What do you like about the play?
I like that it isn’t too subjective to a particular character’s point of view. But rather sparks debate with with each audience member relating to different characters

Lauren Richardson and Paul Whiddon can be seen in Consensual by Evan Placey.
Dates: 14 Mar – 15 Apr, 2017
Venue: New Theatre

Review: Richard III (Bell Shakespeare)

Venue: Sydney Opera House (Sydney NSW), Feb 25 – Apr 1, 2017
Playwright: William Shakespeare
Director: Peter Evans
Cast: Ivan Donato, James Evans, Sandy Gore, James Lugton, Kevin Maclsaac, Kate Mulvany, Meredith Penman, Gareth Reeves, Rose Riley, Sarah Woods
Image by Prudence Upton

Theatre review
Born ugly, Richard never understood what it is to be loved, and his story details the effect on a person when rejection is a constant and central defining experience. Coupled with what we now term privilege, his aristocratic life places him in a position of power in spite of that perpetual derision, and what results is a bitter thirst for the reciprocation of inhumanity, that knows no bounds.

It is possible to think of evil as a condition that is somehow innate, even natural to some, or as Shakespeare does in Richard III, we can conceive of evil as a manufactured and socialised phenomenon. In director Peter Evan’s rendition, the way brutality manifests, is an unambiguous process of retribution; Richard’s behaviour is depicted as being a direct consequence of the way he suffers under the mistreatment of a cruel world.

The production is adequately assembled, but there is no overstating its capacity as a showcase for the staggering talents of Kate Mulvany, who takes on the eponymous role with splendid aplomb. Mulvany’s unequivocal brilliance occupies centre stage, having us enthralled at every second, and casting a shadow over the rest of the show. All we want, is to absorb every meticulous minutiae that she serves up in each word and gesture.

It is pure genius at work, and to witness a virtuoso performance that is so exhaustively invested and incredibly rich with resonance, is the kind of theatre that broadens our understanding of what art is capable of doing. When Mulvany strips off at dramatic climax, to reveal her own scoliosis, we see the severely curved spine that she shares with Richard, and in that moment, performativity and reality conflate, for one of the most powerful visions ever brought to stage. Our reaction is appropriately visceral, but we are also made to consider how we attribute a person’s merits, or more accurately in this case, demerits, to their natural traits. If Richard is a villain because of his congenital physical condition, we must question how Mulvany’s and everybody else’s corporeality, is able to determine the people that we eventually become. We wonder about the finality of fate from the point of birth, and the extent to which our existence is written in the stars, and on the flesh.

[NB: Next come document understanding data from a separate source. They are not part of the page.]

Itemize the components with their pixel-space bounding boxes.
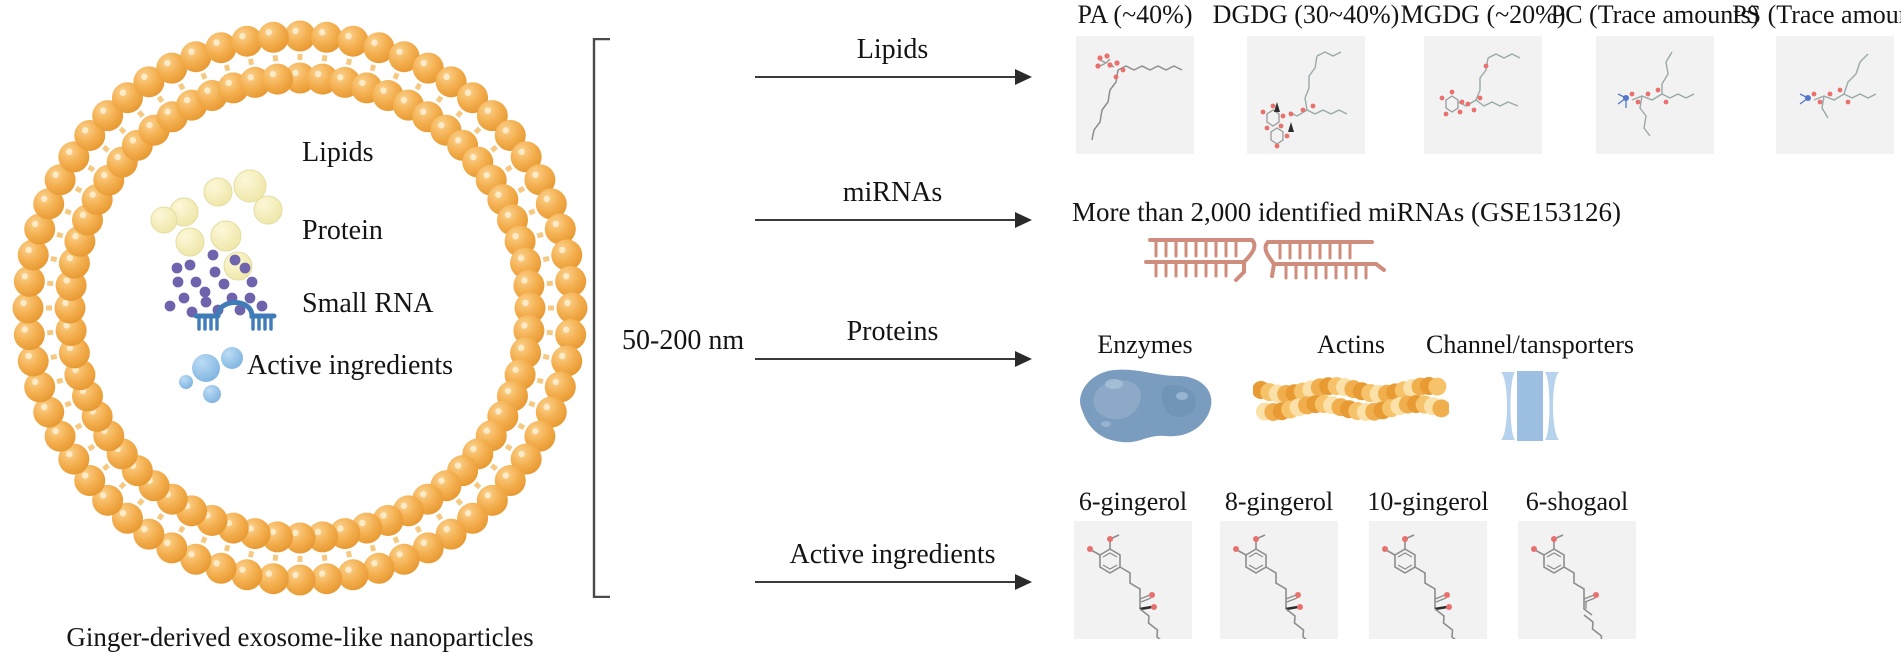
active-ingredients-group: 6-gingerol 8-gingerol 10-gingerol 6-shog… (1060, 487, 1620, 653)
arrow-proteins: Proteins (755, 322, 1030, 382)
lipid-label-ps: PS (Trace amounts) (1732, 0, 1901, 30)
mirna-illustration (1140, 232, 1460, 292)
mirna-description: More than 2,000 identified miRNAs (GSE15… (1072, 197, 1621, 228)
ai-structure-6-shogaol (1518, 521, 1636, 639)
ai-label-6-gingerol: 6-gingerol (1079, 487, 1187, 517)
lipid-droplets (151, 170, 282, 280)
enzyme-blob-icon (1070, 366, 1220, 448)
arrow-line (755, 581, 1030, 583)
protein-label-actins: Actins (1317, 330, 1385, 360)
ai-structure-6-gingerol (1074, 521, 1192, 639)
lipid-structure-mgdg (1424, 36, 1542, 154)
vesicle-label-protein: Protein (302, 215, 383, 247)
protein-label-channels: Channel/tansporters (1426, 330, 1634, 360)
lipid-label-pc: PC (Trace amounts) (1551, 0, 1759, 30)
active-ingredient-icon (179, 347, 243, 403)
ai-structure-10-gingerol (1369, 521, 1487, 639)
lipid-label-mgdg: MGDG (~20%) (1401, 0, 1566, 30)
arrow-label-mirnas: miRNAs (843, 177, 943, 209)
arrow-lipids: Lipids (755, 40, 1030, 100)
arrow-line (755, 76, 1030, 78)
vesicle-caption: Ginger-derived exosome-like nanoparticle… (0, 622, 600, 653)
arrow-line (755, 219, 1030, 221)
protein-dots (165, 250, 268, 318)
arrow-head-icon (1015, 69, 1032, 85)
lipid-bilayer (13, 21, 588, 596)
size-bracket (588, 38, 614, 598)
channel-transporter-icon (1495, 366, 1565, 446)
lipid-structure-dgdg (1247, 36, 1365, 154)
arrow-label-proteins: Proteins (847, 316, 939, 348)
vesicle-diagram: Lipids Protein Small RNA Active ingredie… (0, 10, 600, 620)
lipid-label-dgdg: DGDG (30~40%) (1213, 0, 1400, 30)
arrow-head-icon (1015, 212, 1032, 228)
ai-label-8-gingerol: 8-gingerol (1225, 487, 1333, 517)
lipid-structure-ps (1776, 36, 1894, 154)
arrow-label-active-ingredients: Active ingredients (789, 539, 995, 571)
vesicle-label-lipids: Lipids (302, 137, 374, 169)
ai-label-6-shogaol: 6-shogaol (1526, 487, 1629, 517)
lipid-label-pa: PA (~40%) (1078, 0, 1193, 30)
arrow-active-ingredients: Active ingredients (755, 545, 1030, 605)
arrow-mirnas: miRNAs (755, 183, 1030, 243)
lipid-structure-pa (1076, 36, 1194, 154)
vesicle-label-active-ingredients: Active ingredients (247, 350, 453, 382)
size-label: 50-200 nm (622, 325, 744, 357)
protein-label-enzymes: Enzymes (1097, 330, 1192, 360)
vesicle-illustration (0, 10, 600, 620)
arrow-head-icon (1015, 574, 1032, 590)
lipid-structure-pc (1596, 36, 1714, 154)
arrow-head-icon (1015, 351, 1032, 367)
ai-structure-8-gingerol (1220, 521, 1338, 639)
lipids-group: PA (~40%) DGDG (30~40%) (1060, 0, 1901, 160)
ai-label-10-gingerol: 10-gingerol (1367, 487, 1488, 517)
arrow-label-lipids: Lipids (857, 34, 929, 66)
arrow-line (755, 358, 1030, 360)
proteins-group: Enzymes Actins Channel/tansporters (1050, 330, 1610, 460)
vesicle-label-small-rna: Small RNA (302, 288, 433, 320)
actin-filament-icon (1253, 366, 1449, 430)
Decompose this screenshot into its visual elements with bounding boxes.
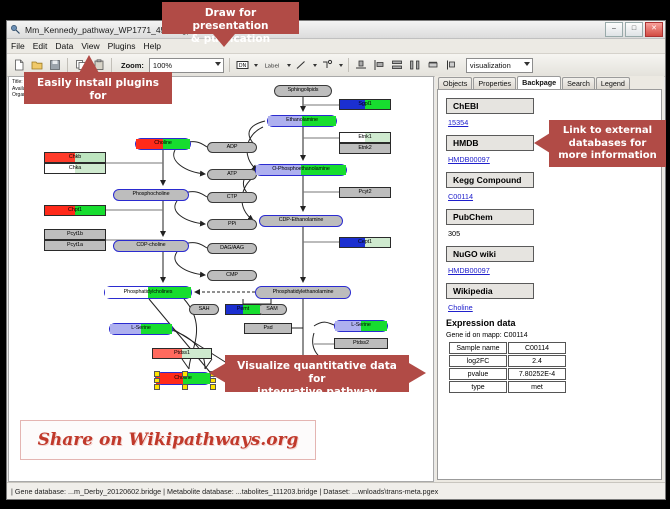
chevron-down-icon [215, 62, 221, 66]
pathway-node-lserine-right[interactable]: L-Serine [334, 320, 388, 332]
pathway-node-adp[interactable]: ADP [207, 142, 257, 153]
zoom-label: Zoom: [121, 61, 144, 70]
pathway-node-chpt1[interactable]: Chpt1 [44, 205, 106, 216]
node-label: ATP [227, 172, 237, 177]
distribute-icon[interactable] [408, 58, 423, 73]
pathway-node-ptdss2[interactable]: Ptdss2 [334, 338, 388, 349]
status-text: | Gene database: ...m_Derby_20120602.bri… [11, 487, 438, 496]
pathway-node-ethanolamine[interactable]: Ethanolamine [267, 115, 337, 127]
save-icon[interactable] [47, 58, 62, 73]
pathway-node-cept1[interactable]: Cept1 [339, 237, 391, 248]
node-label: Ethanolamine [286, 118, 318, 123]
pathway-node-pcyt1a[interactable]: Pcyt1a [44, 240, 106, 251]
tab-backpage[interactable]: Backpage [517, 76, 561, 89]
align-left-icon[interactable] [372, 58, 387, 73]
menu-item-plugins[interactable]: Plugins [108, 41, 136, 51]
node-label: Phosphocholine [133, 192, 170, 197]
callout-links-arrow [534, 133, 550, 153]
pathway-node-pcyt1b[interactable]: Pcyt1b [44, 229, 106, 240]
align-top-icon[interactable] [354, 58, 369, 73]
pathway-node-sgpl1[interactable]: Sgpl1 [339, 99, 391, 110]
table-row: pvalue7.80252E-4 [449, 368, 566, 380]
pathway-node-phosphocholine[interactable]: Phosphocholine [113, 189, 189, 201]
backpage-value-pubchem: 305 [448, 229, 661, 238]
open-folder-icon[interactable] [29, 58, 44, 73]
node-label: CDP-Ethanolamine [279, 218, 324, 223]
backpage-header-chebi: ChEBI [446, 98, 534, 114]
toolbar-separator-3 [229, 58, 230, 72]
pathway-node-etnk1[interactable]: Etnk1 [339, 132, 391, 143]
callout-visualize: Visualize quantitative data forintegrati… [225, 355, 409, 392]
node-label: L-Serine [131, 326, 151, 331]
callout-visualize-arrow-left [209, 363, 226, 383]
node-label: Etnk1 [358, 135, 371, 140]
node-label: PPi [228, 222, 236, 227]
expression-data-table: Sample nameC00114log2FC2.4pvalue7.80252E… [448, 341, 567, 394]
node-label: Choline [154, 141, 172, 146]
node-label: Ptdss1 [174, 351, 190, 356]
node-label: Chpt1 [68, 208, 82, 213]
node-label: CTP [227, 195, 237, 200]
tab-properties[interactable]: Properties [473, 77, 516, 89]
backpage-value-nugo-wiki[interactable]: HMDB00097 [448, 266, 661, 275]
backpage-header-wikipedia: Wikipedia [446, 283, 534, 299]
pathway-node-o-phospho[interactable]: O-Phosphoethanolamine [255, 164, 347, 176]
selection-handle[interactable] [182, 384, 188, 390]
pathway-node-cdp-etn[interactable]: CDP-Ethanolamine [259, 215, 343, 227]
pathway-node-psd[interactable]: Psd [244, 323, 292, 334]
node-label: Sphingolipids [288, 88, 319, 93]
window-title: Mm_Kennedy_pathway_WP1771_45176.gpml [25, 25, 662, 35]
selection-handle[interactable] [182, 371, 188, 377]
share-banner: Share on Wikipathways.org [20, 420, 316, 460]
pathway-node-sah[interactable]: SAH [189, 304, 219, 315]
pathway-node-ptdetn[interactable]: Phosphatidylethanolamine [255, 286, 351, 299]
node-label: Ptdss2 [353, 341, 369, 346]
pathway-node-cmp[interactable]: CMP [207, 270, 257, 281]
node-label: CDP-choline [136, 243, 165, 248]
svg-text:DN: DN [239, 63, 247, 69]
interaction-dropdown-icon[interactable] [339, 64, 343, 67]
table-cell: log2FC [449, 355, 507, 367]
chevron-down-icon [524, 62, 530, 66]
toolbar-separator-1 [67, 58, 68, 72]
node-label: Chka [69, 166, 81, 171]
line-dropdown-icon[interactable] [313, 64, 317, 67]
pathway-node-ptdcholine[interactable]: Phosphatidylcholines [104, 286, 192, 299]
side-panel-tabs: ObjectsPropertiesBackpageSearchLegend [435, 76, 664, 89]
table-cell: 7.80252E-4 [508, 368, 566, 380]
backpage-header-nugo-wiki: NuGO wiki [446, 246, 534, 262]
share-banner-text: Share on Wikipathways.org [38, 430, 299, 450]
minimize-button[interactable]: – [605, 22, 623, 37]
app-icon [10, 24, 21, 35]
pathway-node-ctp[interactable]: CTP [207, 192, 257, 203]
stack-icon[interactable] [390, 58, 405, 73]
maximize-button[interactable]: □ [625, 22, 643, 37]
selection-handle[interactable] [154, 371, 160, 377]
node-label: Etnk2 [358, 146, 371, 151]
selection-handle[interactable] [154, 378, 160, 384]
pathway-node-ptdss1[interactable]: Ptdss1 [152, 348, 212, 359]
toolbar-separator-2 [111, 58, 112, 72]
callout-plugins: Easily install plugins foradded features [24, 72, 172, 104]
toolbar-separator-4 [348, 58, 349, 72]
visualization-combobox[interactable]: visualization [466, 58, 533, 73]
node-label: DAG/AAG [220, 246, 244, 251]
node-label: Pcyt2 [359, 190, 372, 195]
pathway-node-atp[interactable]: ATP [207, 169, 257, 180]
table-row: log2FC2.4 [449, 355, 566, 367]
node-label: SAM [266, 307, 277, 312]
tab-search[interactable]: Search [562, 77, 595, 89]
zoom-combobox[interactable]: 100% [149, 58, 224, 73]
backpage-header-kegg-compound: Kegg Compound [446, 172, 534, 188]
menu-bar: File Edit Data View Plugins Help [7, 39, 665, 54]
table-cell: pvalue [449, 368, 507, 380]
callout-visualize-arrow-right [409, 363, 426, 383]
pathway-node-lserine-left[interactable]: L-Serine [109, 323, 173, 335]
node-label: Choline [174, 376, 192, 381]
expression-data-title: Expression data [446, 318, 661, 328]
pathway-node-cdp-choline[interactable]: CDP-choline [113, 240, 189, 252]
node-label: SAH [199, 307, 210, 312]
callout-draw: Draw for presentation& publication [162, 2, 299, 34]
backpage-header-pubchem: PubChem [446, 209, 534, 225]
menu-item-file[interactable]: File [11, 41, 25, 51]
callout-draw-arrow [213, 34, 235, 47]
table-row: Sample nameC00114 [449, 342, 566, 354]
gene-id-line: Gene id on mapp: C00114 [446, 332, 661, 339]
title-bar: Mm_Kennedy_pathway_WP1771_45176.gpml – □… [7, 21, 665, 39]
node-label: L-Serine [351, 323, 371, 328]
menu-item-edit[interactable]: Edit [33, 41, 48, 51]
pathway-node-choline-top[interactable]: Choline [135, 138, 191, 150]
callout-links: Link to externaldatabases formore inform… [549, 120, 666, 167]
node-label: CMP [226, 273, 238, 278]
pathway-node-ppi[interactable]: PPi [207, 219, 257, 230]
selection-handle[interactable] [154, 384, 160, 390]
selection-handle[interactable] [210, 384, 216, 390]
tab-legend[interactable]: Legend [596, 77, 630, 89]
pathway-node-pcyt2[interactable]: Pcyt2 [339, 187, 391, 198]
node-label: Chkb [69, 155, 81, 160]
pathway-node-chka[interactable]: Chka [44, 163, 106, 174]
screenshot-root: Mm_Kennedy_pathway_WP1771_45176.gpml – □… [0, 0, 670, 509]
pathway-node-choline-bottom[interactable]: Choline [155, 372, 211, 385]
close-button[interactable]: ✕ [645, 22, 663, 37]
node-label: Pemt [237, 307, 249, 312]
pathway-node-chkb[interactable]: Chkb [44, 152, 106, 163]
pathway-node-sphingolipids[interactable]: Sphingolipids [274, 85, 332, 97]
datanode-dropdown-icon[interactable] [254, 64, 258, 67]
interaction-icon[interactable] [320, 58, 335, 73]
table-cell: 2.4 [508, 355, 566, 367]
window-controls: – □ ✕ [605, 22, 663, 37]
table-cell: C00114 [508, 342, 566, 354]
visualization-value: visualization [470, 61, 511, 70]
pathway-node-pemt[interactable]: Pemt [225, 304, 261, 315]
node-label: Phosphatidylcholines [124, 290, 173, 295]
node-label: Psd [264, 326, 273, 331]
node-label: Pcyt1b [67, 232, 83, 237]
status-bar: | Gene database: ...m_Derby_20120602.bri… [7, 482, 665, 499]
order-icon[interactable] [444, 58, 459, 73]
node-label: Phosphatidylethanolamine [273, 290, 334, 295]
menu-item-data[interactable]: Data [55, 41, 73, 51]
pathway-node-dagaag[interactable]: DAG/AAG [207, 243, 257, 254]
label-icon[interactable]: Label [261, 58, 283, 73]
tab-objects[interactable]: Objects [438, 77, 472, 89]
backpage-value-wikipedia[interactable]: Choline [448, 303, 661, 312]
callout-plugins-arrow [79, 55, 99, 73]
table-cell: type [449, 381, 507, 393]
menu-item-view[interactable]: View [81, 41, 99, 51]
table-row: typemet [449, 381, 566, 393]
node-label: O-Phosphoethanolamine [272, 167, 330, 172]
group-icon[interactable] [426, 58, 441, 73]
node-label: Sgpl1 [358, 102, 371, 107]
pathway-node-sam[interactable]: SAM [257, 304, 287, 315]
backpage-value-kegg-compound[interactable]: C00114 [448, 192, 661, 201]
table-cell: met [508, 381, 566, 393]
node-label: ADP [227, 145, 238, 150]
zoom-value: 100% [153, 61, 172, 70]
menu-item-help[interactable]: Help [144, 41, 161, 51]
line-icon[interactable] [294, 58, 309, 73]
node-label: Cept1 [358, 240, 372, 245]
datanode-icon[interactable]: DN [235, 58, 250, 73]
table-cell: Sample name [449, 342, 507, 354]
node-label: Pcyt1a [67, 243, 83, 248]
label-dropdown-icon[interactable] [287, 64, 291, 67]
new-file-icon[interactable] [11, 58, 26, 73]
backpage-header-hmdb: HMDB [446, 135, 534, 151]
svg-text:Label: Label [265, 64, 280, 70]
pathway-node-etnk2[interactable]: Etnk2 [339, 143, 391, 154]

There are other members of cast who impress, most notably Meredith Penman and Sarah Woods who deliver sensational scenes of heightened emotion, but the piece dulls significantly in the short moments when our star is offstage. Evans’ frequent use of his actors as a chorus is occasionally awkward, although the sense of vigour they create is valuable in ensuring that our attention is sustained. The set and costumes do not quite achieve the luxury and decadence that it aspires to, and the use of a small television set to convey the presence of a dumbwaiter is an inelegant solution and a continual distraction.

Visual aesthetics in this Richard III may not be a strength, but the character we have come to see, is marvellously presented. To live is to learn, and to be human, we need to understand humanity. Art shows us all the possibilities of being, so that we can find ways to negotiate better, both our environs and our selves. It is unlikely that Richard is a straightforward reflection of any one of us, but through this extraordinary rendering of a man who suffers and who retaliates, we gain insight into the nature of personal demons and recognise the way we co-exist in communities. Love can bring about things most beautiful, but its absence, is how we invite every ugliness.